When Windows 11 arrives later this year, there’ll be plenty of different versions to choose from. In fact, we’re expecting as many as seven, all with a specific purpose.
This is according to a listing from the Bluetooth SIG (Special Interest Group), who are responsible for the implementation of Bluetooth standards globally. Microsoft is a member of this group, so this can be seen as confirmation of seven Windows 11 versions.
It’s unusual to see an operating system listed there at such an early stage, but it could be an indicator that recent rumours are true. They suggest a final version of Windows 11 will be available to members of the Windows Insider Program as soon as October 2021, with new hardware running the OS coming to the market soon after. We’ll have to wait and see whether that turns out to be true.

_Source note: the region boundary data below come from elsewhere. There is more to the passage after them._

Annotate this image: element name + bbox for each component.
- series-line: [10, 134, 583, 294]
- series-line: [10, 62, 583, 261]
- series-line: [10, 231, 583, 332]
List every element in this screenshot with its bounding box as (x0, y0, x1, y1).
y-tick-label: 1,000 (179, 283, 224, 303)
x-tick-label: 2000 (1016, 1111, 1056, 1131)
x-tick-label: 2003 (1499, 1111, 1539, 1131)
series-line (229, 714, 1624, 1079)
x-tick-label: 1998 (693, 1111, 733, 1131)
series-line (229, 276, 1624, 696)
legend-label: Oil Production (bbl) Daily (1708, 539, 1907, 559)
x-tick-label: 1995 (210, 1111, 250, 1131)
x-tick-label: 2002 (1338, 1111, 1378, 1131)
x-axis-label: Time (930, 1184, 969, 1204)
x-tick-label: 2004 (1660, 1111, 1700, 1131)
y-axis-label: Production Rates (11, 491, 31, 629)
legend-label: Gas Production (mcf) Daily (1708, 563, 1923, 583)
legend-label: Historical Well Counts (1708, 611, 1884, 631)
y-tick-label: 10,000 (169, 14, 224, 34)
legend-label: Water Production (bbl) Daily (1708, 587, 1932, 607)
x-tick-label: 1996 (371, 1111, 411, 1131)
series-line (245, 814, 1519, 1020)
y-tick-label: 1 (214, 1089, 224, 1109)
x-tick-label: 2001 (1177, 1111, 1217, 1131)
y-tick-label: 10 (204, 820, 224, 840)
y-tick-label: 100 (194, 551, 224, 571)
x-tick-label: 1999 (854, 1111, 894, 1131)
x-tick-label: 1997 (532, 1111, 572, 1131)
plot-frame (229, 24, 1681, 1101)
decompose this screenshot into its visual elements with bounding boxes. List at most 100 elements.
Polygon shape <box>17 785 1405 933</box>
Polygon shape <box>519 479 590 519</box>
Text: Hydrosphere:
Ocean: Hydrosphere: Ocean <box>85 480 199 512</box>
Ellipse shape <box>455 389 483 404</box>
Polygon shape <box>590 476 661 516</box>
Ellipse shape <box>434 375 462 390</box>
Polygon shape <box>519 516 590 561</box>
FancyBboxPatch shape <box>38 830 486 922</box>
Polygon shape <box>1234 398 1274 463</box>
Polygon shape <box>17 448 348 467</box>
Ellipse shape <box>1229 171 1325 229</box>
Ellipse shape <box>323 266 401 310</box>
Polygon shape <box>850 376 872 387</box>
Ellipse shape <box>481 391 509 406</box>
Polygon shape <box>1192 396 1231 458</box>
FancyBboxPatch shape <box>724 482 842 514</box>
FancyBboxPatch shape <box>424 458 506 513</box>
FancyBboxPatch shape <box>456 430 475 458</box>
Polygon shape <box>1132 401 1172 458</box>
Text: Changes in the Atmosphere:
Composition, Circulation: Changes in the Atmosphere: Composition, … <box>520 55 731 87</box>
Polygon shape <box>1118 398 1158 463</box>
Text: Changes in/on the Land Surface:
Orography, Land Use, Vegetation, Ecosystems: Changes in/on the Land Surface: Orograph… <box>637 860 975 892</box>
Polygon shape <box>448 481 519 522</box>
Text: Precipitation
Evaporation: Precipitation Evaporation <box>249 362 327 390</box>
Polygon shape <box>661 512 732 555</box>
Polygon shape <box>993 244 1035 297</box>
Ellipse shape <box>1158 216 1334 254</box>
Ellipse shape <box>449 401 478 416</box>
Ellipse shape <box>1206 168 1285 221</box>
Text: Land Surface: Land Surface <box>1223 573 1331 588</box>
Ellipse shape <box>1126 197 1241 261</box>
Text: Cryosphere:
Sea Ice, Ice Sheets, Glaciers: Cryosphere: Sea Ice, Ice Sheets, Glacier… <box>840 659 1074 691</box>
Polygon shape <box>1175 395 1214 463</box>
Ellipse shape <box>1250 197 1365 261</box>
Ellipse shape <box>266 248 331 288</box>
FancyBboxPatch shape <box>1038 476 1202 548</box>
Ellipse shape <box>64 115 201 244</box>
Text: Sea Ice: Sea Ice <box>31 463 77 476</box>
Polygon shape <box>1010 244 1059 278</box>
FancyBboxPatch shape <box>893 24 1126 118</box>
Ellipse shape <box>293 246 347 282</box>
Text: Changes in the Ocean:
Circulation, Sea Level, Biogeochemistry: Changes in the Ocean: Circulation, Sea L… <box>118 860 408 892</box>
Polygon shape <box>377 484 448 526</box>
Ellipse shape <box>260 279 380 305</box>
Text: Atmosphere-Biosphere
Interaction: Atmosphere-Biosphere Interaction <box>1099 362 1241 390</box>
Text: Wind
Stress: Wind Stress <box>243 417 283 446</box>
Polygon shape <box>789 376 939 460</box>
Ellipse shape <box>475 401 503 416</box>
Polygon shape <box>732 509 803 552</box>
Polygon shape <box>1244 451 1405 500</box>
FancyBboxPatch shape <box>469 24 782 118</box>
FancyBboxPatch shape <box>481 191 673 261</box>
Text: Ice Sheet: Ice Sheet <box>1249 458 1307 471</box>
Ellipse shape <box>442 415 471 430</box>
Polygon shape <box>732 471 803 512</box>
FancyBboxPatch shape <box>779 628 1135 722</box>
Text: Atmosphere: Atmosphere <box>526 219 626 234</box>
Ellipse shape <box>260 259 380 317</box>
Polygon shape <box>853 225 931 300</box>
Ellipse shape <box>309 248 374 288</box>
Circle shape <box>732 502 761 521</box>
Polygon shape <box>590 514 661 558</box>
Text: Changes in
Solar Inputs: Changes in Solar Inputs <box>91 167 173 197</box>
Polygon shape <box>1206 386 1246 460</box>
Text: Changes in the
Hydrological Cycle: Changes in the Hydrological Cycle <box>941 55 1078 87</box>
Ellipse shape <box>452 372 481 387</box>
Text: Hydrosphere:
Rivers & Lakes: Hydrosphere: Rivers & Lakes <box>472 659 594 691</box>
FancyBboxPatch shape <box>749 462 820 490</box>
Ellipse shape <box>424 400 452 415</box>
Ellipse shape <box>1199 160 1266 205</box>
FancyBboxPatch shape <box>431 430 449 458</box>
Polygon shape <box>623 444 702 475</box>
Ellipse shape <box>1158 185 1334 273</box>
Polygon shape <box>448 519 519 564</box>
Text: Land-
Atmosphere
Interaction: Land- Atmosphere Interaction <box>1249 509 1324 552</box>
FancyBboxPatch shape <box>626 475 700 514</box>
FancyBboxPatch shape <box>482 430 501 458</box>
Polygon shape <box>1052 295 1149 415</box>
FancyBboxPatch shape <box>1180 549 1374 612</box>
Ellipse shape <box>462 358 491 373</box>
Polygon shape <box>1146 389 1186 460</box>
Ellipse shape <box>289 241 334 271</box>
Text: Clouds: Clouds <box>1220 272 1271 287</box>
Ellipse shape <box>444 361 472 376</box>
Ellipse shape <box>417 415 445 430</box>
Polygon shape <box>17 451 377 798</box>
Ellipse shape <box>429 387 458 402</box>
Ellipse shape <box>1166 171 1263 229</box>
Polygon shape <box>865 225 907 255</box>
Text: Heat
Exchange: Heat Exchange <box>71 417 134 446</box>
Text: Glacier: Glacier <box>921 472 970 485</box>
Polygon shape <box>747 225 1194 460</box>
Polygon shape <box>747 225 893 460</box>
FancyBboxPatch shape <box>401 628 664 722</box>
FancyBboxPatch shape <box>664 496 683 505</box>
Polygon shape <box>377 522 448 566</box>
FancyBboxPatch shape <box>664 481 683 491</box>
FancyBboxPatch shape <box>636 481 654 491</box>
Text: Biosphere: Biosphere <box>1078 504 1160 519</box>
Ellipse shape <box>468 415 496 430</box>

The seven flavours of Windows 11
According to the aforementioned Bluetooth SIG listing, the following major versions of Windows 11 are in the works:
Windows 11 Home
Windows 11 Pro
Windows 11 Pro Education
Windows 11 Pro for Workstations
Windows 11 Enterprise
Windows 11 Education
Windows 11 Mixed Reality
However, that may just be the start. A separate listing on the same website mentions a total of 15 variants, although it’s not clear if all these will come to market. In reality, most people will be using Windows 11 Home or the regular version of Pro, but it’s good to see Microsoft catering to all its potential customers.
How will the versions of Windows 11 differ?
That’s something we’re not entirely sure about. So far, Microsoft has only officially commented on Windows 11 Home and Pro variants. The main reason for this is popularity, with these two expected to be the versions used by most people upgrading.
There will likely be a few extra features in Windows 11 Pro, but we do already know that Windows 11 Home will require a Microsoft account during the setup process. Previously, this could be completed using a local account, which is still the case for Windows 11 Pro.
While the Bluetooth SIG is a very credible source, Microsoft itself hasn’t said anything about the total number of Windows 11 versions and when they’ll be available. However, we can safely assume it’ll be a similar situation to Windows 10 – expect only subtle differences between each, to suit their target market.